![]() |
Foto:Presiden China Xi Jinping |
VISTORBELITUNG.COM,Shanghai, Tiongkok – 26 Juli 2025 – Tiongkok secara agresif berupaya membentuk aliansi global untuk mempercepat pengembangan dan kelahiran Kecerdasan Buatan Super (Artificial Superintelligence - ASI). Ambisi ini disoroti pada Konferensi Kecerdasan Buatan Dunia (WAIC 2025) yang baru saja dimulai di Shanghai, dengan tema utama "Solidaritas Global di Era AI."
Langkah ini menunjukkan tekad Tiongkok untuk memimpin perlombaan AI global, tidak hanya melalui kemandirian teknologi tetapi juga melalui kerja sama internasional. Meskipun menghadapi kendala kontrol ekspor teknologi dari Amerika Serikat, Beijing menjadikan AI yang "independen dan terkendali" sebagai tujuan utama, sambil terus berupaya memperkuat posisinya sebagai pusat inovasi AI terkemuka di dunia.

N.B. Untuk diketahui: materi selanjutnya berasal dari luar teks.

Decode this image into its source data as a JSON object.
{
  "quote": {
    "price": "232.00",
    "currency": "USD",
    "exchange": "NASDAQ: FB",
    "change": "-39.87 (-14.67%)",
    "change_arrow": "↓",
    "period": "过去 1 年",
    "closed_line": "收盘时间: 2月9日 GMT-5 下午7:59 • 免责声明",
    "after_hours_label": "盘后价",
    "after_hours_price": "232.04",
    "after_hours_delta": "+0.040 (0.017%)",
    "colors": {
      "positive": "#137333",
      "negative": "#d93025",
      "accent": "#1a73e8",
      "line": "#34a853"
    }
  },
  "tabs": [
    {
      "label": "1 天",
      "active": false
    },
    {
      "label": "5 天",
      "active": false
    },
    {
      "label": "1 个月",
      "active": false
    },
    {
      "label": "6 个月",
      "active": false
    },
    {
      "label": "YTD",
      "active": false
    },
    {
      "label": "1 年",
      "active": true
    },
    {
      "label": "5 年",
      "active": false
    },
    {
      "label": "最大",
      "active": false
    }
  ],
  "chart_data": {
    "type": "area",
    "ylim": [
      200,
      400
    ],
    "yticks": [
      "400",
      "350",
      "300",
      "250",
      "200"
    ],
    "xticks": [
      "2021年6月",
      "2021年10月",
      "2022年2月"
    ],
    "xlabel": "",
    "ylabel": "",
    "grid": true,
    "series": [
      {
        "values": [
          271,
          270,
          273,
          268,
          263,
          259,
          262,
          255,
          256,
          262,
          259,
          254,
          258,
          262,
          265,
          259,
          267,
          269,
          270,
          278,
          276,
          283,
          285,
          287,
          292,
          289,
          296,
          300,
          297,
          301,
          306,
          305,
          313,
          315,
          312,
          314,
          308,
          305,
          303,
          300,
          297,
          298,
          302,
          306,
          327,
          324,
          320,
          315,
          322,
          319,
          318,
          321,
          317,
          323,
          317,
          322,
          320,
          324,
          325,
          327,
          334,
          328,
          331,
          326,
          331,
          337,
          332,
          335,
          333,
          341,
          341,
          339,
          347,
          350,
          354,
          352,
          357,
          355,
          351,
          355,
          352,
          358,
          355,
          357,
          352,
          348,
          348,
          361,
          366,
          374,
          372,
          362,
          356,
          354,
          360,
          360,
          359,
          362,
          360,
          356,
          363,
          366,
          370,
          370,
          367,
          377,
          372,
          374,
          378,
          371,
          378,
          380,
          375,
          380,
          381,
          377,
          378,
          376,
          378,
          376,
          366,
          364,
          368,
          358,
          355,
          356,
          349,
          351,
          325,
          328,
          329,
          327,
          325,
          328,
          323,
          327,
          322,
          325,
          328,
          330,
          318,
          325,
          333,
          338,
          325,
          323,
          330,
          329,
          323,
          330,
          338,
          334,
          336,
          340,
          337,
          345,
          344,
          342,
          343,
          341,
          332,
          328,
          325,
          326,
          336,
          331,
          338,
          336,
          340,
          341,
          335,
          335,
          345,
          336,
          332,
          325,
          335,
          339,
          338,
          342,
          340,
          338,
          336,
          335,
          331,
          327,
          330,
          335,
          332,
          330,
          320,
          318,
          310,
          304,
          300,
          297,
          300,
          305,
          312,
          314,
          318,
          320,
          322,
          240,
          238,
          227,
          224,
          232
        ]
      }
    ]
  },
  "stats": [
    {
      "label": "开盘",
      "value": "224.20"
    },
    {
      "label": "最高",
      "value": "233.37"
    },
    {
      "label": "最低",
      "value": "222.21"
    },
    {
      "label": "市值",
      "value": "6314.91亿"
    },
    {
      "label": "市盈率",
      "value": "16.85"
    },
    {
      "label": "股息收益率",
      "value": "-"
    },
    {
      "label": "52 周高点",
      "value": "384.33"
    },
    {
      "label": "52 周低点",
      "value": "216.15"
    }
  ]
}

Tiongkok telah lama menetapkan pengembangan AI sebagai tujuan strategis untuk keamanan nasional dan ekonomi. Strategi AI Tiongkok mencakup seluruh tumpukan teknologi, mulai dari chip hingga aplikasi. Pemerintah memberikan dukungan besar untuk sektor semikonduktor yang padat modal, sementara pengembangan kerangka kerja perangkat lunak dipercayakan kepada perusahaan teknologi besar.
Meskipun industri semikonduktor Tiongkok telah berhasil memproduksi chip AI sendiri, kinerjanya belum menyamai Nvidia dari AS. Namun, Tiongkok semakin mendekati AS dalam hal model dan aplikasi AI. Kehadiran Tiongkok yang kuat dalam komunitas open-source global, ditambah dengan pasar domestik yang terlindungi, telah melahirkan pengembang large language model (LLM) seperti DeepSeek. Adopsi LLM lokal juga tinggi, dan industri AI Tiongkok bergeser ke aplikasi khusus.
WAIC 2025 menjadi wadah penting bagi Tiongkok untuk mempromosikan visinya tentang tata kelola AI global. Konferensi ini menarik lebih dari 800 peserta pameran dari Tiongkok dan internasional, menampilkan lebih dari 3.000 pameran, termasuk 40 model bahasa besar dan 50 perangkat bertenaga AI. Ini mencerminkan upaya Tiongkok untuk membangun ekosistem AI yang luas dan kolaboratif.
Perdana Menteri Tiongkok Xi Jinping sebelumnya telah menekankan bahwa AI dapat menjadi "barang publik internasional yang bermanfaat bagi seluruh umat manusia." Tiongkok menyerukan kerja sama internasional yang kuat dalam AI, membantu negara-negara di Global Selatan meningkatkan kemampuan teknologi mereka, dan berkontribusi untuk menjembatani kesenjangan intelijen global.
Beijing juga berupaya mempromosikan keselarasan dan koordinasi yang lebih besar di antara semua pihak dalam hal strategi pengembangan, aturan tata kelola, dan standar teknis AI, dengan tujuan membentuk kerangka kerja dan standar tata kelola global secepat mungkin. Tiongkok sangat menganjurkan pendekatan yang berpusat pada PBB untuk tata kelola AI dan memposisikan dirinya sebagai juara Global Selatan.
Meskipun Tiongkok telah membuat kemajuan signifikan dalam AI, masih ada tantangan, terutama dalam akses ke chip canggih dan partisipasi masa depan dalam komunitas open-source global. Namun, dengan investasi besar-besaran dalam penelitian dan pengembangan, serta fokus pada penerapan AI skala besar, Tiongkok bertekad untuk menjadi pemain dominan dalam lanskap AI global.
Upaya Tiongkok untuk membentuk aliansi global dalam pengembangan ASI menunjukkan bahwa mereka tidak hanya ingin menjadi pemimpin teknologi, tetapi juga ingin membentuk narasi dan standar global untuk masa depan AI. Bagaimana dunia akan menanggapi seruan Tiongkok untuk aliansi ini akan menjadi faktor kunci dalam membentuk arah pengembangan Kecerdasan Buatan Super.